Mid-Island tracking toward driest June on record

Predictions for rain this week could bring temporary relief

Any rain this week will bring an end to what has been Nanaimo’s driest June since precipitation started being recorded here in 1892.

As of Monday, Nanaimo received just 4.3 millimetres of rain, or about 10 per cent of the average rainfall for the month.

“Much of that came last Wednesday and that was the most rain we’ve seen in a month, going back to mid May,” said Matt MacDonald, Environment Canada meteorologist.

So far, the lack of rainfall isn’t threatening Nanaimo’s water supply, although the Jump Lake Reservoir – Nanaimo’s primary water reservoir – is starting to draw down, according to Bill Sims, Nanaimo’s director of engineering and public works.

“We haven’t had much rain and all and the snow melt is pretty much gone, which is not unusual, but we started with a fairly low snowpack … we just manage these assuming there’s going to be a drought, so we start storing [water] earlier than normal, or earlier than we would have in the past,” Sims said.

The reservoir is starting to draw down a bit early, but Sims is predicting Nanaimo has ample water stores to last into fall.
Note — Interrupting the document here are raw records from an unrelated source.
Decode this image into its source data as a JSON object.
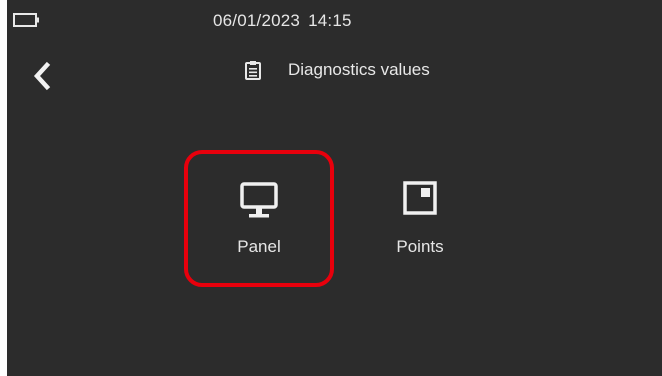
{
  "status_bar": {
    "date": "06/01/2023",
    "time": "14:15",
    "battery_icon": "battery-empty-icon"
  },
  "header": {
    "back_icon": "chevron-left-icon",
    "title_icon": "clipboard-icon",
    "title": "Diagnostics values"
  },
  "menu": {
    "items": [
      {
        "label": "Panel",
        "icon": "monitor-icon",
        "selected": true
      },
      {
        "label": "Points",
        "icon": "square-dot-icon",
        "selected": false
      }
    ]
  },
  "colors": {
    "background": "#2c2c2c",
    "text": "#e6e6e6",
    "selection_border": "#e8000c"
  }
}
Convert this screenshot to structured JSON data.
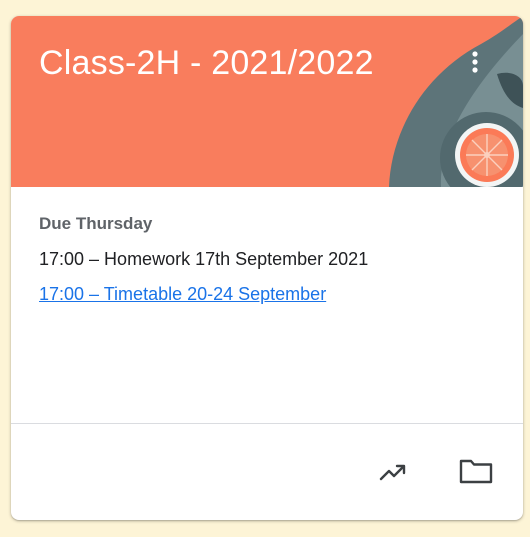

That’s partly due to Nanaimo’s water collection system, which is large and robust compared to those of some coastal B.C. communities that rely on smaller water collection areas and wells.

“We were blessed 50-odd years ago with the Greater Nanaimo Water District and, so that was a separate entity and they really thought in the long-term and so that’s put us in really good shape for today,” Sims said.

The other reason he expects Nanaimo will be fine through what will likely be another hot, dry summer, is that residents continue to be highly conservative with their water consumption. He estimates there are about 25,000 more people living in Nanaimo than there were in the 1990s, but water consumption remains at 1990s levels.

“That’s really helping to keep us in good shape … that’s a really good, positive message out of all of that,” Sims said.

There is hope for at least a temporary reprieve from current conditions. If Environment Canada’s weather forecast is right, Nanaimo could receive 15-25mm of rain Thursday and Friday, June 27-28, which would dash the dry spell and the potential for a record.

“Thursday and Friday this week look pretty wet, actually,” MacDonald said. “We going to see a healthy system come across the south coast … that’ll be a good boost, but still below normal.”

MacDonald checked rainfall records for Nanaimo for the year and found January has been the only near-normal month for precipitation. February received 81 per cent of normal precipitation and March only received 18 per cent of its average.

“April was not bad. It was 93 per cent and that was kind of across the province we kind of saw some good reprieve in April, but then May, again we had 32 per cent,” MacDonald said. “We had 17mm compared to the normal of 54. So, it’s not just June that was dry. It’s been several consecutive months of drier than normal.”

This week it appears the weather is starting to show the normal ‘June-uary’ pattern with a stagnant low-pressure system forming over the coast, which will drop the most rain the Nanaimo region has seen since the beginning of April.

“There is a little bit of improvement on the way, but if you take into account the longer-term record, it’s a relatively small drop in a rather empty bucket,” MacDonald said.